Начал у историй всегда много больше, чем вероятных концов. После того как сошлись на дуэли, у моей – возможных концов только два.
С началом труднее: к своему, например, мы совсем непричастны. Наше начало – случайность, и случайность фатальная. То же – с героями книги, случайность рождения которых обусловлена каждой страницей их жизни. И чем меньше написано этих страниц, тем случайней случайность рождения героев.
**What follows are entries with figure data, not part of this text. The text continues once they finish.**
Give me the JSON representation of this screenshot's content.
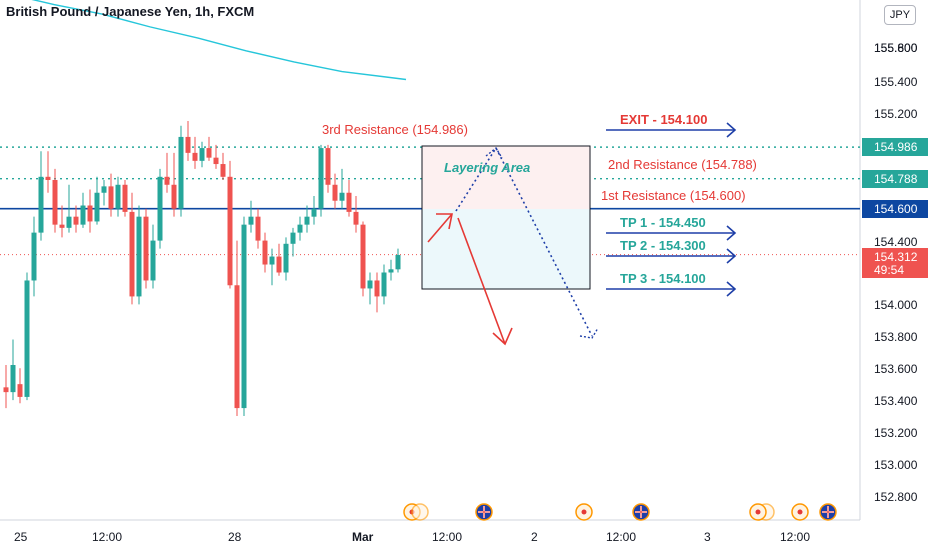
{
  "header": {
    "title": "British Pound / Japanese Yen, 1h, FXCM",
    "currency_button": "JPY"
  },
  "price_axis": {
    "ticks": [
      "155.800",
      "155.600",
      "155.400",
      "155.200",
      "154.400",
      "154.000",
      "153.800",
      "153.600",
      "153.400",
      "153.200",
      "153.000",
      "152.800"
    ],
    "current_price": "154.312",
    "countdown": "49:54"
  },
  "time_axis": {
    "labels": [
      "25",
      "12:00",
      "28",
      "Mar",
      "12:00",
      "2",
      "12:00",
      "3",
      "12:00"
    ]
  },
  "annotations": {
    "third_resistance": "3rd Resistance (154.986)",
    "second_resistance": "2nd Resistance (154.788)",
    "first_resistance": "1st Resistance (154.600)",
    "layering_area": "Layering Area",
    "exit": "EXIT - 154.100",
    "tp1": "TP 1 - 154.450",
    "tp2": "TP 2 - 154.300",
    "tp3": "TP 3 - 154.100"
  },
  "colors": {
    "up_candle": "#26a69a",
    "down_candle": "#ef5350",
    "resistance_line": "#26a69a",
    "support_line": "#0d47a1",
    "arrow_blue": "#1e3fa8",
    "annotation_red": "#e53935",
    "ma_line": "#26c6da",
    "current_price_line": "#ef5350"
  },
  "chart_data": {
    "type": "candlestick",
    "symbol": "GBPJPY",
    "interval": "1h",
    "ylim": [
      152.7,
      155.9
    ],
    "levels": [
      {
        "label": "154.986",
        "value": 154.986,
        "style": "dotted",
        "color": "#26a69a"
      },
      {
        "label": "154.788",
        "value": 154.788,
        "style": "dotted",
        "color": "#26a69a"
      },
      {
        "label": "154.600",
        "value": 154.6,
        "style": "solid",
        "color": "#0d47a1"
      }
    ],
    "current_price": 154.312,
    "moving_average": [
      {
        "t": 0,
        "y": 155.95
      },
      {
        "t": 6,
        "y": 155.88
      },
      {
        "t": 12,
        "y": 155.82
      },
      {
        "t": 18,
        "y": 155.74
      },
      {
        "t": 24,
        "y": 155.67
      },
      {
        "t": 30,
        "y": 155.59
      },
      {
        "t": 36,
        "y": 155.52
      },
      {
        "t": 42,
        "y": 155.46
      },
      {
        "t": 50,
        "y": 155.41
      }
    ],
    "candles": [
      {
        "o": 153.48,
        "h": 153.62,
        "l": 153.35,
        "c": 153.45
      },
      {
        "o": 153.45,
        "h": 153.78,
        "l": 153.4,
        "c": 153.62
      },
      {
        "o": 153.5,
        "h": 153.6,
        "l": 153.38,
        "c": 153.42
      },
      {
        "o": 153.42,
        "h": 154.2,
        "l": 153.4,
        "c": 154.15
      },
      {
        "o": 154.15,
        "h": 154.55,
        "l": 154.05,
        "c": 154.45
      },
      {
        "o": 154.45,
        "h": 154.96,
        "l": 154.4,
        "c": 154.8
      },
      {
        "o": 154.8,
        "h": 154.96,
        "l": 154.7,
        "c": 154.78
      },
      {
        "o": 154.78,
        "h": 154.85,
        "l": 154.45,
        "c": 154.5
      },
      {
        "o": 154.5,
        "h": 154.62,
        "l": 154.42,
        "c": 154.48
      },
      {
        "o": 154.48,
        "h": 154.75,
        "l": 154.45,
        "c": 154.55
      },
      {
        "o": 154.55,
        "h": 154.62,
        "l": 154.45,
        "c": 154.5
      },
      {
        "o": 154.5,
        "h": 154.7,
        "l": 154.48,
        "c": 154.62
      },
      {
        "o": 154.62,
        "h": 154.72,
        "l": 154.45,
        "c": 154.52
      },
      {
        "o": 154.52,
        "h": 154.8,
        "l": 154.5,
        "c": 154.7
      },
      {
        "o": 154.7,
        "h": 154.78,
        "l": 154.62,
        "c": 154.74
      },
      {
        "o": 154.74,
        "h": 154.82,
        "l": 154.55,
        "c": 154.6
      },
      {
        "o": 154.6,
        "h": 154.8,
        "l": 154.55,
        "c": 154.75
      },
      {
        "o": 154.75,
        "h": 154.78,
        "l": 154.55,
        "c": 154.58
      },
      {
        "o": 154.58,
        "h": 154.7,
        "l": 154.0,
        "c": 154.05
      },
      {
        "o": 154.05,
        "h": 154.62,
        "l": 154.0,
        "c": 154.55
      },
      {
        "o": 154.55,
        "h": 154.6,
        "l": 154.1,
        "c": 154.15
      },
      {
        "o": 154.15,
        "h": 154.5,
        "l": 154.1,
        "c": 154.4
      },
      {
        "o": 154.4,
        "h": 154.85,
        "l": 154.35,
        "c": 154.8
      },
      {
        "o": 154.8,
        "h": 154.95,
        "l": 154.7,
        "c": 154.75
      },
      {
        "o": 154.75,
        "h": 154.95,
        "l": 154.55,
        "c": 154.6
      },
      {
        "o": 154.6,
        "h": 155.12,
        "l": 154.55,
        "c": 155.05
      },
      {
        "o": 155.05,
        "h": 155.15,
        "l": 154.9,
        "c": 154.95
      },
      {
        "o": 154.95,
        "h": 155.05,
        "l": 154.85,
        "c": 154.9
      },
      {
        "o": 154.9,
        "h": 155.02,
        "l": 154.86,
        "c": 154.98
      },
      {
        "o": 154.98,
        "h": 155.05,
        "l": 154.9,
        "c": 154.92
      },
      {
        "o": 154.92,
        "h": 155.0,
        "l": 154.85,
        "c": 154.88
      },
      {
        "o": 154.88,
        "h": 154.95,
        "l": 154.78,
        "c": 154.8
      },
      {
        "o": 154.8,
        "h": 154.9,
        "l": 154.1,
        "c": 154.12
      },
      {
        "o": 154.12,
        "h": 154.4,
        "l": 153.3,
        "c": 153.35
      },
      {
        "o": 153.35,
        "h": 154.55,
        "l": 153.3,
        "c": 154.5
      },
      {
        "o": 154.5,
        "h": 154.65,
        "l": 154.45,
        "c": 154.55
      },
      {
        "o": 154.55,
        "h": 154.6,
        "l": 154.35,
        "c": 154.4
      },
      {
        "o": 154.4,
        "h": 154.45,
        "l": 154.2,
        "c": 154.25
      },
      {
        "o": 154.25,
        "h": 154.35,
        "l": 154.12,
        "c": 154.3
      },
      {
        "o": 154.3,
        "h": 154.38,
        "l": 154.18,
        "c": 154.2
      },
      {
        "o": 154.2,
        "h": 154.42,
        "l": 154.15,
        "c": 154.38
      },
      {
        "o": 154.38,
        "h": 154.48,
        "l": 154.3,
        "c": 154.45
      },
      {
        "o": 154.45,
        "h": 154.55,
        "l": 154.4,
        "c": 154.5
      },
      {
        "o": 154.5,
        "h": 154.62,
        "l": 154.45,
        "c": 154.55
      },
      {
        "o": 154.55,
        "h": 154.68,
        "l": 154.5,
        "c": 154.6
      },
      {
        "o": 154.6,
        "h": 155.0,
        "l": 154.55,
        "c": 154.98
      },
      {
        "o": 154.98,
        "h": 155.0,
        "l": 154.7,
        "c": 154.75
      },
      {
        "o": 154.75,
        "h": 154.82,
        "l": 154.6,
        "c": 154.65
      },
      {
        "o": 154.65,
        "h": 154.85,
        "l": 154.6,
        "c": 154.7
      },
      {
        "o": 154.7,
        "h": 154.78,
        "l": 154.55,
        "c": 154.58
      },
      {
        "o": 154.58,
        "h": 154.68,
        "l": 154.45,
        "c": 154.5
      },
      {
        "o": 154.5,
        "h": 154.52,
        "l": 154.05,
        "c": 154.1
      },
      {
        "o": 154.1,
        "h": 154.2,
        "l": 154.0,
        "c": 154.15
      },
      {
        "o": 154.15,
        "h": 154.2,
        "l": 153.95,
        "c": 154.05
      },
      {
        "o": 154.05,
        "h": 154.25,
        "l": 154.0,
        "c": 154.2
      },
      {
        "o": 154.2,
        "h": 154.28,
        "l": 154.15,
        "c": 154.22
      },
      {
        "o": 154.22,
        "h": 154.35,
        "l": 154.2,
        "c": 154.31
      }
    ]
  }
}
Лето. Севилья. Жара. На часах 10:10 утра. Дон Иван. Не испанец, не русский – загадка. Бездомность, одиноким двуличием заселившая необитаемый дом. Подкидыш в своем неуютном жилище…
Подкидыш?
Я иду в кабинет, отпираю ящик стола и копаюсь в бумагах, чтобы найти пару давно пожелтевших страниц, рассказавшихся раньше, чем сочинился для этого повод. Пробежав их глазами, решаю включить их в текст будущей книги зачином.
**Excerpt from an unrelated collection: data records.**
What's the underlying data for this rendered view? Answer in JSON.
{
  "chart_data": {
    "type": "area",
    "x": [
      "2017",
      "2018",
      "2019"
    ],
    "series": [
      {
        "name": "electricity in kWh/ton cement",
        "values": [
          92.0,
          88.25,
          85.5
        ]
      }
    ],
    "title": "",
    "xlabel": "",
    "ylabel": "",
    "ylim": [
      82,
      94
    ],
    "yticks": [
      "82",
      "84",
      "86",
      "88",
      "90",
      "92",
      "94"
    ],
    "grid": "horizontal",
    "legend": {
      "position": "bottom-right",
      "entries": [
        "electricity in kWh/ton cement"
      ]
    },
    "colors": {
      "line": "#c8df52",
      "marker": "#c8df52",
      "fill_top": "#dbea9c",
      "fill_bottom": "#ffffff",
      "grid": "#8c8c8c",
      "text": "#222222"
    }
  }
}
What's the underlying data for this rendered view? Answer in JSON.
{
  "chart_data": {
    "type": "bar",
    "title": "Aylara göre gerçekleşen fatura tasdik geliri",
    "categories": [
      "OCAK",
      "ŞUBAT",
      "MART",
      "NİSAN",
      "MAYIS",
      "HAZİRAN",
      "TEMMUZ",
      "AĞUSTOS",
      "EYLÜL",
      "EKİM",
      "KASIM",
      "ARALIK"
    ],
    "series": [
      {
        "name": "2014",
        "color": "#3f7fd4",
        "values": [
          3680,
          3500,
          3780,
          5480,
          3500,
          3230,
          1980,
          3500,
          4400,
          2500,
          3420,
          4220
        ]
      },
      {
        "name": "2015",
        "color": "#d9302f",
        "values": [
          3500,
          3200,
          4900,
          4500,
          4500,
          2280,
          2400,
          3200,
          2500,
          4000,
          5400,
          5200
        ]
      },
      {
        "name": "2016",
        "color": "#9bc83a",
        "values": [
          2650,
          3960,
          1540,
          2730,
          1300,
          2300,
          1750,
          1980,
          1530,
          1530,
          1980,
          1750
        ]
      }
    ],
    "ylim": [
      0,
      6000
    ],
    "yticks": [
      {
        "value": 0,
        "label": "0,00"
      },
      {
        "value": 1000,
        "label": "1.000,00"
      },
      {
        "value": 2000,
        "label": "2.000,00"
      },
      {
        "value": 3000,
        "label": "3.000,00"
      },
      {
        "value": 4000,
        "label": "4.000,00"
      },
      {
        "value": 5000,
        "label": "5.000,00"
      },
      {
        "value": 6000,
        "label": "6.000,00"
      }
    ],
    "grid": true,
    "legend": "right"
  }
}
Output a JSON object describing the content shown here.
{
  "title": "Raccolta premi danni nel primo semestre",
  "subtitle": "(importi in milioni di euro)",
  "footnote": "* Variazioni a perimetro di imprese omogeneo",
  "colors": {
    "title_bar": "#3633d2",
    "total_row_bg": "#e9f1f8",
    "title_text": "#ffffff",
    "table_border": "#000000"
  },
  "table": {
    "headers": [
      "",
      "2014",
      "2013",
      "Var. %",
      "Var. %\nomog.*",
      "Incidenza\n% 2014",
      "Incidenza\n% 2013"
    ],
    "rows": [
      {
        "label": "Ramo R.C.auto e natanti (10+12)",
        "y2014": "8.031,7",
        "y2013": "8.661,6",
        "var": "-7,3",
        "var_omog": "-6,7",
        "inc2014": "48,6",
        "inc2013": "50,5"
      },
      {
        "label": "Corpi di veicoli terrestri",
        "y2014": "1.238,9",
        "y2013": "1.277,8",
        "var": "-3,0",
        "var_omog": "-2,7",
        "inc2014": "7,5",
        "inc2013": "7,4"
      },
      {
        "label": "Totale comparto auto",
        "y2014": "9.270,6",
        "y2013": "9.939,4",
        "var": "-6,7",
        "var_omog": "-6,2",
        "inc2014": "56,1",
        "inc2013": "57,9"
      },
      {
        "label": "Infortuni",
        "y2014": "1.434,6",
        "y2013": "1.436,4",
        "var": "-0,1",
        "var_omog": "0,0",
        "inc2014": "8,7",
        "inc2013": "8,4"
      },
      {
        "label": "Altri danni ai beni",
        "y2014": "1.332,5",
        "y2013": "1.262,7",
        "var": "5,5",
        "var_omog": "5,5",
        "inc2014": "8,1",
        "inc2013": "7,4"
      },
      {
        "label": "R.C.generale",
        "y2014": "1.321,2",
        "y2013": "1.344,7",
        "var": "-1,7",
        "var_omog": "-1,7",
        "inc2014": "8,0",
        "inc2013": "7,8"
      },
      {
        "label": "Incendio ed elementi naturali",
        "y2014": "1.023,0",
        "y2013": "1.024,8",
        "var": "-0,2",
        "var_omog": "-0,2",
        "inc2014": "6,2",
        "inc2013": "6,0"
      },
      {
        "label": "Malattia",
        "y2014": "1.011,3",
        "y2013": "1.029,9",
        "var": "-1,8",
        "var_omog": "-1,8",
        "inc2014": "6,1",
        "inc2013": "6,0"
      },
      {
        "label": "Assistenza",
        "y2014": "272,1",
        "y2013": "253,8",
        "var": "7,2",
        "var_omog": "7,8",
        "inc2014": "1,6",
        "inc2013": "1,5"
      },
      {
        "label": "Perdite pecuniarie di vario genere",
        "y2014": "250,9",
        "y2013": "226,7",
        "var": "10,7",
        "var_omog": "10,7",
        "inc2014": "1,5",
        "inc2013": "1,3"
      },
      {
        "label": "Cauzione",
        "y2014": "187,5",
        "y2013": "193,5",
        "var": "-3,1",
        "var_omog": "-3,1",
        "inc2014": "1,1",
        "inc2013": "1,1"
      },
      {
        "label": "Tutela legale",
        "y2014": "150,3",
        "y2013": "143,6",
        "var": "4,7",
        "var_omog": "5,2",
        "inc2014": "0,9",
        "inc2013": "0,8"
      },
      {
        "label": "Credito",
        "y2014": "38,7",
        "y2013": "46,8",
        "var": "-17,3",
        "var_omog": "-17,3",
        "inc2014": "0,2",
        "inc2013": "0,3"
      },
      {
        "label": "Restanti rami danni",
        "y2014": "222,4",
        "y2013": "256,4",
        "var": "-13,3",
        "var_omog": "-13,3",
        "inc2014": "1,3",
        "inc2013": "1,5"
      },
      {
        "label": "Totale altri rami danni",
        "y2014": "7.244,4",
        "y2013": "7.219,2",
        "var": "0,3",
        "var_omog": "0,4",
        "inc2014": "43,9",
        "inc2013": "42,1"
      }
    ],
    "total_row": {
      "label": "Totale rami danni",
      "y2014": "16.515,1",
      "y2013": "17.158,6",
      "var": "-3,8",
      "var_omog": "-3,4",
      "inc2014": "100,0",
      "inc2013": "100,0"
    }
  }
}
Дон Иван, появившийся в зеркале, теперь появился на свет. Под дребезжанье посуды на кухне я дарю ему разом бездомность, приют и сиротство.
Извольте удостовериться – проза взаймы и в пеленках.
Апрельское утро выдалось на редкость ярким. Без четверти шесть солнце стало сбивать горячие стружки с подслеповатого зеркала в детском приюте, одна из которых угодила в глаз свирепому в храпе дворнику Федору. Тот как раз возлежал беспризорной башкой на привольных грудях кастелянши Прасковьи. Основная часть его организма покоилась в недрах угомонившего прыть его пододеяльника, отчего, проснувшись обидно нетрезвым на затекшую правую сторону, Федор не совладал угадать, как ни тужился, степень доблести, с коей вчера согрешил. Прасковья была все еще удачно мертва, так что он, вскрыв конверт у себя на спине, чтобы выпростать из него зад и ляжки, переполз рыхлый труп и счастливо избегнул пинков (как водилось у них с пробужденьем, подло метящих Федору в пах). По утрам он Прасковью совсем не любил. Особенно голос, низкий и сиплый, как у драчливого мужика, отчего лезли дворнику в мозг неуютные мысли о том, что над ним давеча надругались. Относясь к адюльтеру терпимо и даже с азартом, извращения он презирал.